Published 12:00 am Wednesday, March 12, 2014

The Louisiana Legislature convened for its regular spring session Monday, for nearly three months of debate, grandstanding and — hopefully — compromise. Much time will be spent on traditional and necessary items such as the budget and funding for health care and higher education. Some newer matters, such as the legalization of marijuana or same-sex marriage may find their way to the agenda. But a large portion of the next few months will be devoted to several aspects of K-12 education.

This week, the Board of Elementary and Secondary Education is expected to present the Legislature with its recommended reformulation of the state’s Minimum Foundation Program, which determines the amount of money given to local school districts for each student enrolled. The expected increase will be the first in several years, so while this may be one of the most eagerly anticipated education-related items of the session for many districts that are now struggling to keep up with unfunded state-mandate and retirement costs, the MFP is far from the only item being discussed this session that could have a dramatic effect on K-12 education.

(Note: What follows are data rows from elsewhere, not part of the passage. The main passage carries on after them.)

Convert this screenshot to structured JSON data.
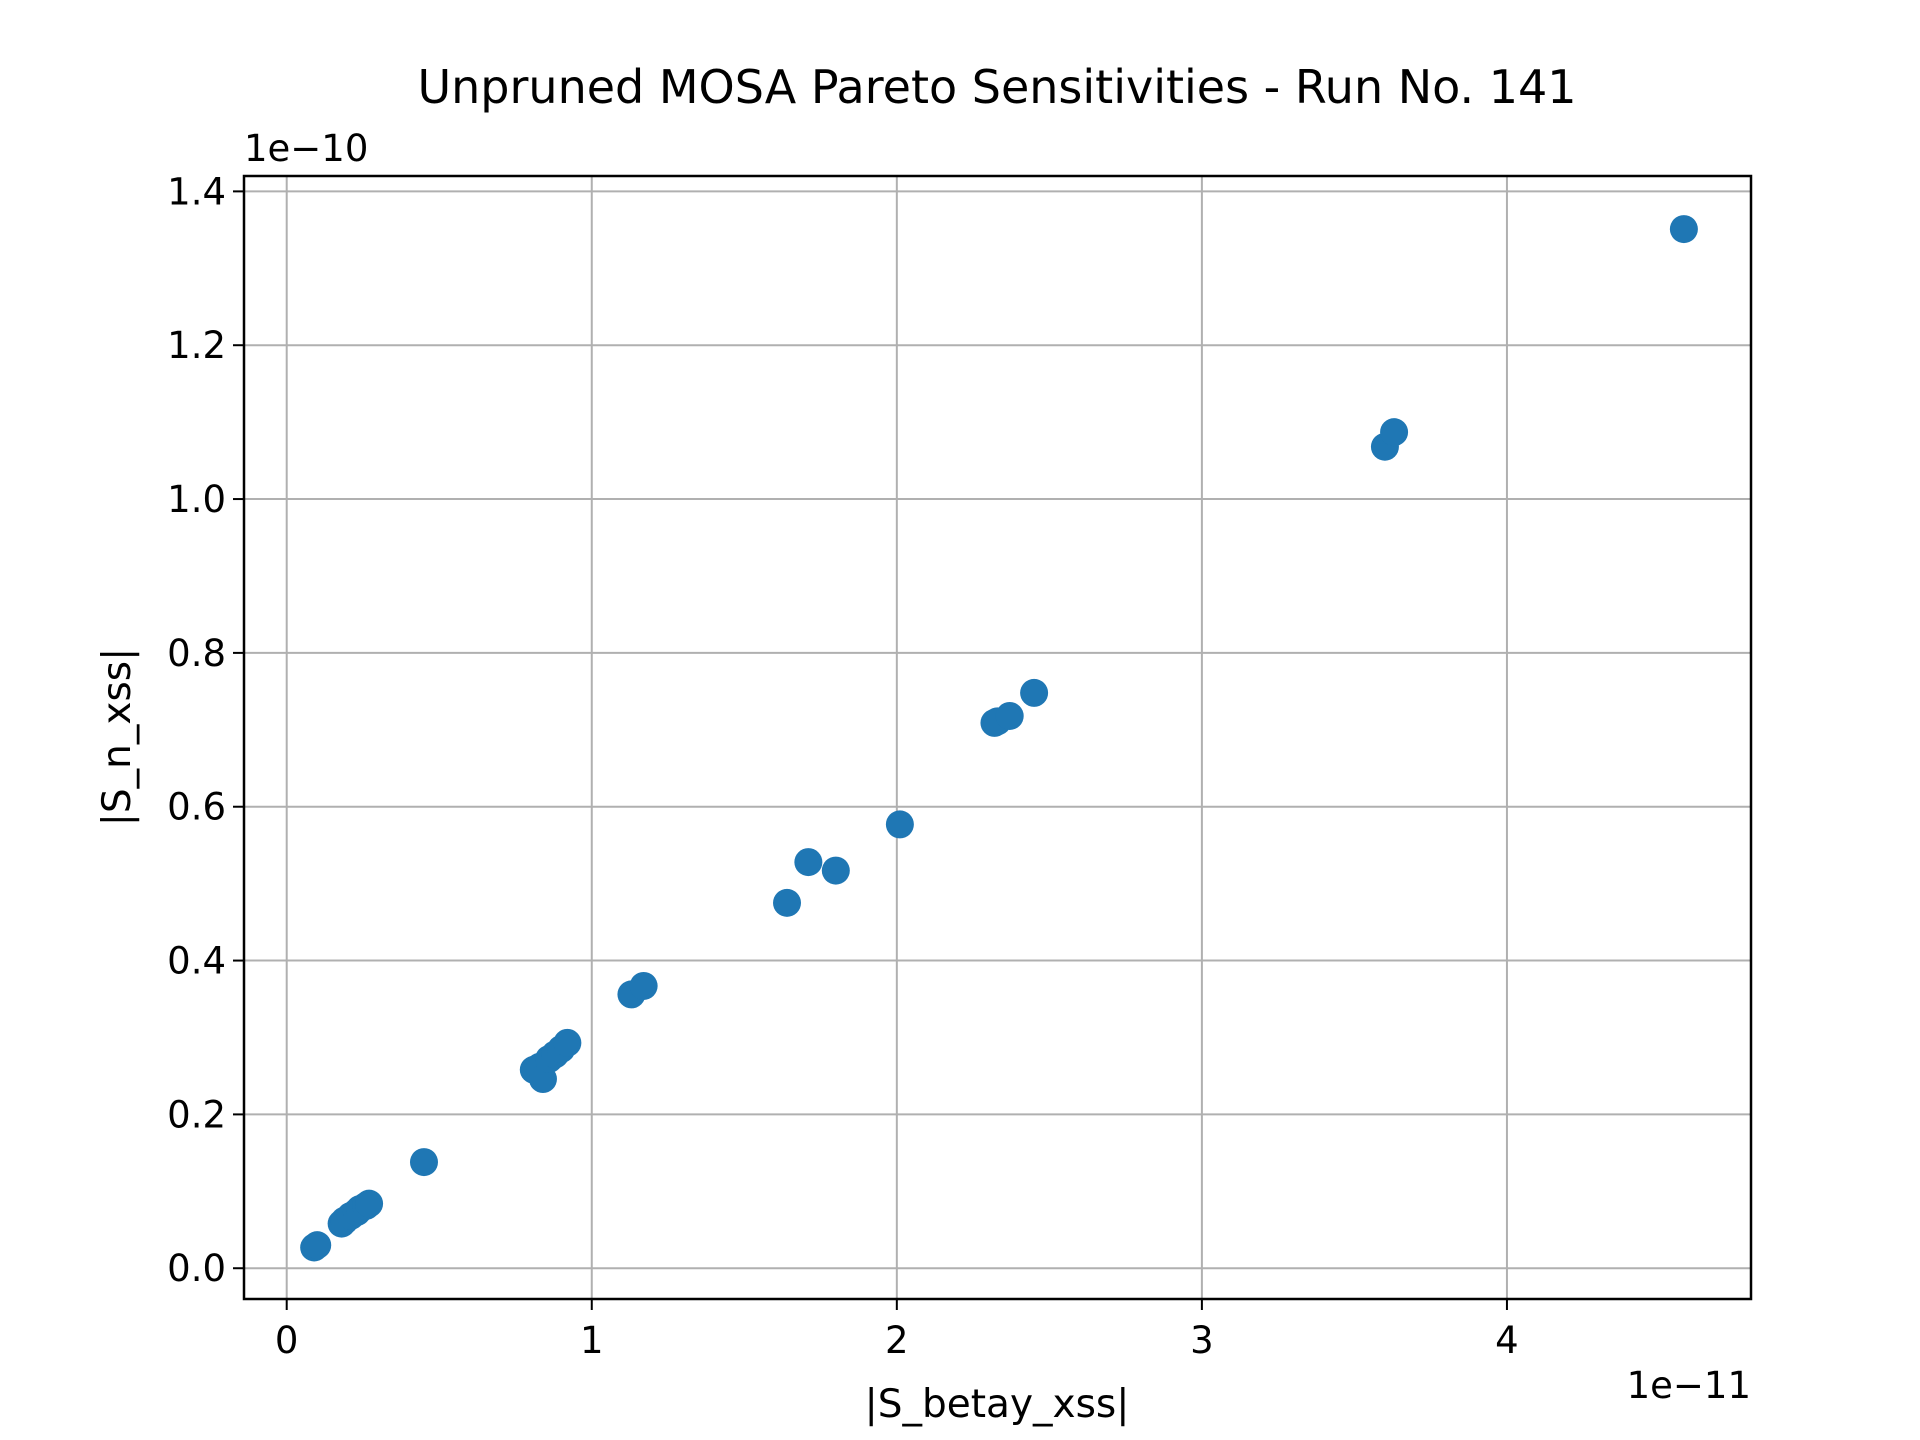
{
  "chart_data": {
    "type": "scatter",
    "title": "Unpruned MOSA Pareto Sensitivities - Run No. 141",
    "xlabel": "|S_betay_xss|",
    "ylabel": "|S_n_xss|",
    "x_offset_label": "1e−11",
    "y_offset_label": "1e−10",
    "xlim": [
      -0.14,
      4.8
    ],
    "ylim": [
      -0.04,
      1.42
    ],
    "x_ticks": [
      0,
      1,
      2,
      3,
      4
    ],
    "x_tick_labels": [
      "0",
      "1",
      "2",
      "3",
      "4"
    ],
    "y_ticks": [
      0.0,
      0.2,
      0.4,
      0.6,
      0.8,
      1.0,
      1.2,
      1.4
    ],
    "y_tick_labels": [
      "0.0",
      "0.2",
      "0.4",
      "0.6",
      "0.8",
      "1.0",
      "1.2",
      "1.4"
    ],
    "grid": true,
    "marker_color": "#1f77b4",
    "series": [
      {
        "x": [
          0.09,
          0.1,
          0.18,
          0.19,
          0.21,
          0.23,
          0.24,
          0.26,
          0.27,
          0.45,
          0.81,
          0.83,
          0.84,
          0.86,
          0.88,
          0.9,
          0.92,
          1.13,
          1.17,
          1.64,
          1.71,
          1.8,
          2.01,
          2.32,
          2.33,
          2.37,
          2.45,
          3.6,
          3.63,
          4.58
        ],
        "y": [
          0.027,
          0.03,
          0.058,
          0.062,
          0.068,
          0.073,
          0.077,
          0.081,
          0.084,
          0.138,
          0.258,
          0.262,
          0.246,
          0.272,
          0.278,
          0.285,
          0.293,
          0.356,
          0.367,
          0.475,
          0.528,
          0.517,
          0.577,
          0.709,
          0.711,
          0.718,
          0.748,
          1.068,
          1.087,
          1.351
        ]
      }
    ]
  }
}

A couple of years ago, Gov. Bobby Jindal rammed an extensive education reform package through the Legislature. Unfortunately, much of the two-part legislation, which revamped everything from teaching standards to school board powers, has been stuck in legal limbo since then, leaving many local districts unsure of which parts of the legislation need to be followed and which don’t.

Further, last year the state rolled out Common Core State Standards, then after a hefty backlash, pulled back somewhat, again leaving districts unsure of how to proceed. St. John the Baptist Parish Superintendent Kevin George has said he is in favor of Common Core and does not support a delay its testing aspect, but he would like to see a supporting curriculum for the educational standards.

Progress, especially in the education sector, is both positive and necessary, but legislators must learn that the state’s children are not guinea pigs. They deserve progress, but they also deserve stability. A bill or mandate that is not well thought out only serves to erode both the public’s and the students’ faith in a system that is already on shaky ground.

If Louisiana continues to try to go too far too fast, it will find itself well behind where it was when all these “reforms” began.